# Re: Computing first sets on a left-recursive grammar

## "Paul Mann" <paul@parsetec.com>12 Apr 2001 02:43:58 -0400

From comp.compilers

Related articles
Computing first sets on a left-recursive grammar cyrus@stwing.upenn.edu (Cyrus Najmabadi) (2001-04-10)
Re: Computing first sets on a left-recursive grammar paul@parsetec.com (Paul Mann) (2001-04-12)
Re: Computing first sets on a left-recursive grammar soenke.kannapinn@wincor-nixdorf.com (Sönke Kannapinn) (2001-04-12)
Re: Computing first sets on a left-recursive grammar max@max.mcs.gac.edu (Max Hailperin) (2001-04-14)
Re: Computing first sets on a left-recursive grammar parag@pinhead.parag.codegen.com (2001-04-14)
| List of all articles for this month |

 From: "Paul Mann" Newsgroups: comp.compilers Date: 12 Apr 2001 02:43:58 -0400 Organization: Compilers Central References: 01-04-062 Keywords: parse, LL(1) Posted-Date: 12 Apr 2001 02:43:58 EDT

> The fault seems to lie in left-recursive
> grammar productions. Because "First" calls itself on the individual
> elements of the yield of the production, a left-recursive production
> will cause "first" to loop forever.
>
> Is the correct solution to eliminate left-recursion? Or,
> if it's not a limitation, can someone post (or link to) an algorithm
> that can calculate the "first" set even on a left-recursive
> production.
>

----------------------------------------------------------------------------

Definition:

The First set is a relationship between nonterminals and
terminals of a grammar, such that: First (X) gives all the
"first" terminal symbols in the rules defining X.

X -> a
-> Y

Y -> b
-> Z

Z -> c

First (X) is the set { a, b, c }
First (Y) is the set { b, c }
First (Z) is the set { c }

Left recursion is not a problem, because you just let
First () call itself when it finds a nonterminal as the first
symbol of a rule.

--------------------------------------------------------------------------

The first problem occurs when cycles are found:

X -> a
-> Y

Y -> b
-> Z

Z -> c
-> X

First (X) is the set { a, b, c }
First (Y) is the set { a, b, c }
First (Z) is the set { a, b, c }

In this case, First (Z) requires First (X) which is unknown
because of the cycle: X -> Y -> Z -> X.

The way to solve this is to keep a boolean array
WorkingOn [number_of_nonterminals].

In the main interation loop thru the nonterminals:

for (nt = 0; nt < n_nonterminals; nt++)
{
CycleFound = 0;
for (i = 0; i < n_nonterminals; i++) WorkingOn [i] = 0;
ComputeFirst (nt);
if (CycleFound) CopyFirstSet (nt);
}

For each nonterminal, set the whole WorkingOn array
to zeros.

Have ComputeFirst (nt) check WorkingOn [nt].
If zero, set WorkingOn [nt] to 1, and continue.
If not zero, set CycleFound to 1, then return.
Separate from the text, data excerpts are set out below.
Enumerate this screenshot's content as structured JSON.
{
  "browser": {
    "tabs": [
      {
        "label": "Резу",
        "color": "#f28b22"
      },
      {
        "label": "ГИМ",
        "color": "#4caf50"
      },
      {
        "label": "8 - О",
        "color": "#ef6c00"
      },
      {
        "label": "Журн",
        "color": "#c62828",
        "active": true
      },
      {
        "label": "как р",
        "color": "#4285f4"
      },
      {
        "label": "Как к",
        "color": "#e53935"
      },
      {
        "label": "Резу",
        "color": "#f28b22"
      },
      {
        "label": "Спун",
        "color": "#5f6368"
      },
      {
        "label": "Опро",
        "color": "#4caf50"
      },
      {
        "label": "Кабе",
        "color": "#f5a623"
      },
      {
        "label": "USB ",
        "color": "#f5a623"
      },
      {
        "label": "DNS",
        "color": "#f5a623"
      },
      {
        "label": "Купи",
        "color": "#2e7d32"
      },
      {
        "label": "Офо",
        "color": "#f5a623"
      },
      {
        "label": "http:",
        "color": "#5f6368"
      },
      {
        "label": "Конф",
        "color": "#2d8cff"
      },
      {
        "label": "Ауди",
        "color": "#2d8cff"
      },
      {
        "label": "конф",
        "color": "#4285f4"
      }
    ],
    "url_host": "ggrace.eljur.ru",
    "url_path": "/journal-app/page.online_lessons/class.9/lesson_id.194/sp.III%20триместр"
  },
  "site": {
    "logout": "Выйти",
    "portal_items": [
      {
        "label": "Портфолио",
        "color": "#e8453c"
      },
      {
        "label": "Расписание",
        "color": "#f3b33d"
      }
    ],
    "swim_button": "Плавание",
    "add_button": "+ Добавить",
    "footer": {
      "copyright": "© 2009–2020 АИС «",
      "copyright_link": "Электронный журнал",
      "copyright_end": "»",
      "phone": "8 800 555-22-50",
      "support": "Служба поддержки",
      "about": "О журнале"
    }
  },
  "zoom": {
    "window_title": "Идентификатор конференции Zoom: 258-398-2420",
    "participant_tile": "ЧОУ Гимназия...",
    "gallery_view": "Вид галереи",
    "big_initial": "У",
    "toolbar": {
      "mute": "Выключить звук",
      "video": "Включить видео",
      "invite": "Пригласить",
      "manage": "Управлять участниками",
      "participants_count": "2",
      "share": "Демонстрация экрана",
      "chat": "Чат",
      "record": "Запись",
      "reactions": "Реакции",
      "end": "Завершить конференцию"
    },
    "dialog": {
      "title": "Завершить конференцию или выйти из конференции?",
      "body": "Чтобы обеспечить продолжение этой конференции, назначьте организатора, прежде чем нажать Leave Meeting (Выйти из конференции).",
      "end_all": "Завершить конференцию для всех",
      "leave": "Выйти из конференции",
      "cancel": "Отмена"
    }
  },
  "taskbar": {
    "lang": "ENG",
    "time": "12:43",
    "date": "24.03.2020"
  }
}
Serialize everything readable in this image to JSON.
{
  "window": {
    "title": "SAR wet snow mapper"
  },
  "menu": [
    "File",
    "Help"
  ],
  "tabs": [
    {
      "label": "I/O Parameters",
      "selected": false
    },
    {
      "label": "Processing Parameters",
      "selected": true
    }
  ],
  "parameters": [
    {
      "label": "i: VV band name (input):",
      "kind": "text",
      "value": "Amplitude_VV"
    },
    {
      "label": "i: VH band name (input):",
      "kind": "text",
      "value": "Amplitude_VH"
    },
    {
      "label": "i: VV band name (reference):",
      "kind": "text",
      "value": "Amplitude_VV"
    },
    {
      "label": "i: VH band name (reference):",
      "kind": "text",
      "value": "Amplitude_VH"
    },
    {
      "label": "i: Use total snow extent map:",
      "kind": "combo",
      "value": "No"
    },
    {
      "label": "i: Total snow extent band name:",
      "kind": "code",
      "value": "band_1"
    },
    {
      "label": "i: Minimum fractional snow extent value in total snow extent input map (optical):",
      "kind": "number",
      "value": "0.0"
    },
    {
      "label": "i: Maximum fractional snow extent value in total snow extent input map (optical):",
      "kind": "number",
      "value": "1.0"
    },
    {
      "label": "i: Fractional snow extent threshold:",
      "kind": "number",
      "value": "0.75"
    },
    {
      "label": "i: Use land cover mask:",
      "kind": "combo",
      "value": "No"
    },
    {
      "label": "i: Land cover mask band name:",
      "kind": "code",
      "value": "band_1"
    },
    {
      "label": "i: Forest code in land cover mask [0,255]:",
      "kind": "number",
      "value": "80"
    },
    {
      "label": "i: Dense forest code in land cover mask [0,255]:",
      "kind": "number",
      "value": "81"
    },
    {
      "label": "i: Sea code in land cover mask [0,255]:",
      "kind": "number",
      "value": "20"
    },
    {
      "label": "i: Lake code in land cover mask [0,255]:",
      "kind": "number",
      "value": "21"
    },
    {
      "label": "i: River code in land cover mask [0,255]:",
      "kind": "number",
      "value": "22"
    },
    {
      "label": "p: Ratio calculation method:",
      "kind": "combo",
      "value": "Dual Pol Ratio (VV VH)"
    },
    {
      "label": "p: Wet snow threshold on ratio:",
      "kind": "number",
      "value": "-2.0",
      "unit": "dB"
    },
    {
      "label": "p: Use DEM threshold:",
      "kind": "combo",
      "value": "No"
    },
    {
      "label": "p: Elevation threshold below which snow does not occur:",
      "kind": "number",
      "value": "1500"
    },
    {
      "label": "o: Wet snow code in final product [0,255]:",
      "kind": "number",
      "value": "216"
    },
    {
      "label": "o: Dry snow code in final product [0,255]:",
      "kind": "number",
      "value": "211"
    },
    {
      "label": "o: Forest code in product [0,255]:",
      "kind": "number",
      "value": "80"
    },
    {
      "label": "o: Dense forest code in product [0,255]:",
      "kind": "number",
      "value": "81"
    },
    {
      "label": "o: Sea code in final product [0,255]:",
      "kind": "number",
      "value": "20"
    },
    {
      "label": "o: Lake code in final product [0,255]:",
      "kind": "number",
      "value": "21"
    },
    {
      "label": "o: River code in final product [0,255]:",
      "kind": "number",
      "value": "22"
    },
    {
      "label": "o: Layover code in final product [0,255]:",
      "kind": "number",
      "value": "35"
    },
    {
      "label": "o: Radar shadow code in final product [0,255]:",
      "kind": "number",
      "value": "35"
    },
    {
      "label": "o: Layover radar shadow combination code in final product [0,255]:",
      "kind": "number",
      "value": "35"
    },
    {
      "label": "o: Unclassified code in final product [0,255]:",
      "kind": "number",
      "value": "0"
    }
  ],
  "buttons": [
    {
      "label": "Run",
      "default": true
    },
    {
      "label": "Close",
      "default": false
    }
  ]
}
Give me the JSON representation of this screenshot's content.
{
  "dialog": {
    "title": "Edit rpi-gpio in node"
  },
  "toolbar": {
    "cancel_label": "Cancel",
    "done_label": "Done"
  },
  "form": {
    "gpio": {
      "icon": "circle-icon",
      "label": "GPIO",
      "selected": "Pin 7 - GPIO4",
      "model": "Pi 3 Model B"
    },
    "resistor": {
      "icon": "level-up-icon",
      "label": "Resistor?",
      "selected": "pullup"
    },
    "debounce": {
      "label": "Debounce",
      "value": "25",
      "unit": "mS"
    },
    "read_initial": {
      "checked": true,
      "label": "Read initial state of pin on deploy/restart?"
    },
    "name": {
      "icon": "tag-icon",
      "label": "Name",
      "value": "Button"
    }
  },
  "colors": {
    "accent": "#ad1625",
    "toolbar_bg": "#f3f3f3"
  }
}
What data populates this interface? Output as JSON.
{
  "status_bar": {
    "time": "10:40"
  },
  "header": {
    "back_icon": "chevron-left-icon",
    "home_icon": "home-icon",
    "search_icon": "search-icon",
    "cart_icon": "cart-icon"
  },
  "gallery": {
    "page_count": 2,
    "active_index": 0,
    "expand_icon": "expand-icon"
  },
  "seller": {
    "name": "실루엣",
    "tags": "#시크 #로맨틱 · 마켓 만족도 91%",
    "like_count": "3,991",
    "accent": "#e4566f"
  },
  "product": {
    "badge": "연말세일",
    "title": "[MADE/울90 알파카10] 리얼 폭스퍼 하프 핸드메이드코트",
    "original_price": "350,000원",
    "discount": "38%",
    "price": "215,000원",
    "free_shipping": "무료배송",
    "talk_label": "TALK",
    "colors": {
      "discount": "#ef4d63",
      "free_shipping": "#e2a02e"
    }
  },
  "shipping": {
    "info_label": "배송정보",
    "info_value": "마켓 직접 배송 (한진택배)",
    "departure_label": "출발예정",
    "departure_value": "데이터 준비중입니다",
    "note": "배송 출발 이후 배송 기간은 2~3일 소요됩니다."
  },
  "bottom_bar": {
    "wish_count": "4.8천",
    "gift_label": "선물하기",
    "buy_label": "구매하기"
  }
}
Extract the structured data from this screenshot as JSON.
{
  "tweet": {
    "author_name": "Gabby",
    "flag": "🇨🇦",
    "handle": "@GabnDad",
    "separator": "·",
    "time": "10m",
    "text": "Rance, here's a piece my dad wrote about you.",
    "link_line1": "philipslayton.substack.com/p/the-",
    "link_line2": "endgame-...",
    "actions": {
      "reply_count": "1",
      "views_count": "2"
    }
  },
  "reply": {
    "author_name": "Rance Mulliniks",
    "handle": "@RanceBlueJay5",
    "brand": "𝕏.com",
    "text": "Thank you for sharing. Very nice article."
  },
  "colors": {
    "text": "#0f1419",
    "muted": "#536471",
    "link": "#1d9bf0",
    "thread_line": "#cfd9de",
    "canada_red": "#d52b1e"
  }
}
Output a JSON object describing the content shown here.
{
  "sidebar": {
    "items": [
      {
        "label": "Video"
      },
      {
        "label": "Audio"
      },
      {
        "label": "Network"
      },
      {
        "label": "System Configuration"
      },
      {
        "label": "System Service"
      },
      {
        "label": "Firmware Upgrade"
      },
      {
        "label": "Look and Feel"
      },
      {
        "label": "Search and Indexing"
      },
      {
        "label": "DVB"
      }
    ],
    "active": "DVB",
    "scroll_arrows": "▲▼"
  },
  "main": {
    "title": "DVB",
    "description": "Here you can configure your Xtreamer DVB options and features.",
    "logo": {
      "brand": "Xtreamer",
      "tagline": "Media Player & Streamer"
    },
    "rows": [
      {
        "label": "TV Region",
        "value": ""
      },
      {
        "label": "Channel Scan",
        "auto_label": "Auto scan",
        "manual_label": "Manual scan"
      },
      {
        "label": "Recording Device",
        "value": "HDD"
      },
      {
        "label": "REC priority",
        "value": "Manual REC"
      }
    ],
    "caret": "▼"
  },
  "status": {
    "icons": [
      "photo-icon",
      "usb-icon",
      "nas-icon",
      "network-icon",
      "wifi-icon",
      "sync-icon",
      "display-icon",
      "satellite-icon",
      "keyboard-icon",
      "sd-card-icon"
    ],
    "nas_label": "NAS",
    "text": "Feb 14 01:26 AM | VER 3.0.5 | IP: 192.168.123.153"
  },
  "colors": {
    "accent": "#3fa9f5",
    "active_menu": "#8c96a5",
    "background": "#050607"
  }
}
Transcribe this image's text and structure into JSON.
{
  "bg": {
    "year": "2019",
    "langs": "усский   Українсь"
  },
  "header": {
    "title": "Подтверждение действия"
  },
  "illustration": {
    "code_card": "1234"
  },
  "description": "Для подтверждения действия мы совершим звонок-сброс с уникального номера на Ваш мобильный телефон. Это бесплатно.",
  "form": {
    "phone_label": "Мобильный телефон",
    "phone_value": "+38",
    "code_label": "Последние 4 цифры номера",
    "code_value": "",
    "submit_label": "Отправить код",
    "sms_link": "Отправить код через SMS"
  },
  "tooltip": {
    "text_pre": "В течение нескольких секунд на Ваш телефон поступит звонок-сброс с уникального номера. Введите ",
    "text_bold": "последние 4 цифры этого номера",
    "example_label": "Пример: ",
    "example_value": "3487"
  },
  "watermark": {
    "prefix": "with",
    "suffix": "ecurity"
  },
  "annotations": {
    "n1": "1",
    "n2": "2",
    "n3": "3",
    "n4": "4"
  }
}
After getting back to the main loop check CycleFound,
for potential copy propagation.

CopyFirstSet (nt) should copy the First (nt) set to all
the other nonterminals indicated in the WorkingOn
array, by their non-zero entries.

--------------------------------------------------------------------------

The second problem is that this is not optimal. The
results are fine, but many calls are made over and
over to compute the First sets of nonterminals,
especially those that are at the leaf-nodes of the
grammar.

This can done in an optimal way by first populating
a graph (or bit matrix: NT by T) with just the known
first terminals for each nonterminal, by examining
the grammar (rules).

Then compute a dependency relationship between
nonterminals, another graph (or bit matrix: NT by NT),
by examining the grammar, very similar to the previous
step.

Now use Warshall's algorithm or DeRemer and
Pennello's Digraph algorithm (about 3 times faster
for sparsely populated graphs) to compute transitive
closure of the NT by NT matrix and while doing
this adjust the NT by T matrix in an appropriate
way to give you the desired result.

-----------------------------------------------------------------------

The third problem is that you can have nullable
nonterminal symbols in a rule. If a NT is
nullable (X -> /* nothing */) and it is the first NT
of a rule in the grammar, then you have to use
both this NT and the next symbol in the rule for
computing a First set. For each NT that is
nullable you have to check the next symbol in
the rule.

That's all I can think of. Maybe I left something out.
Anybody else can feel free to check this or add to it.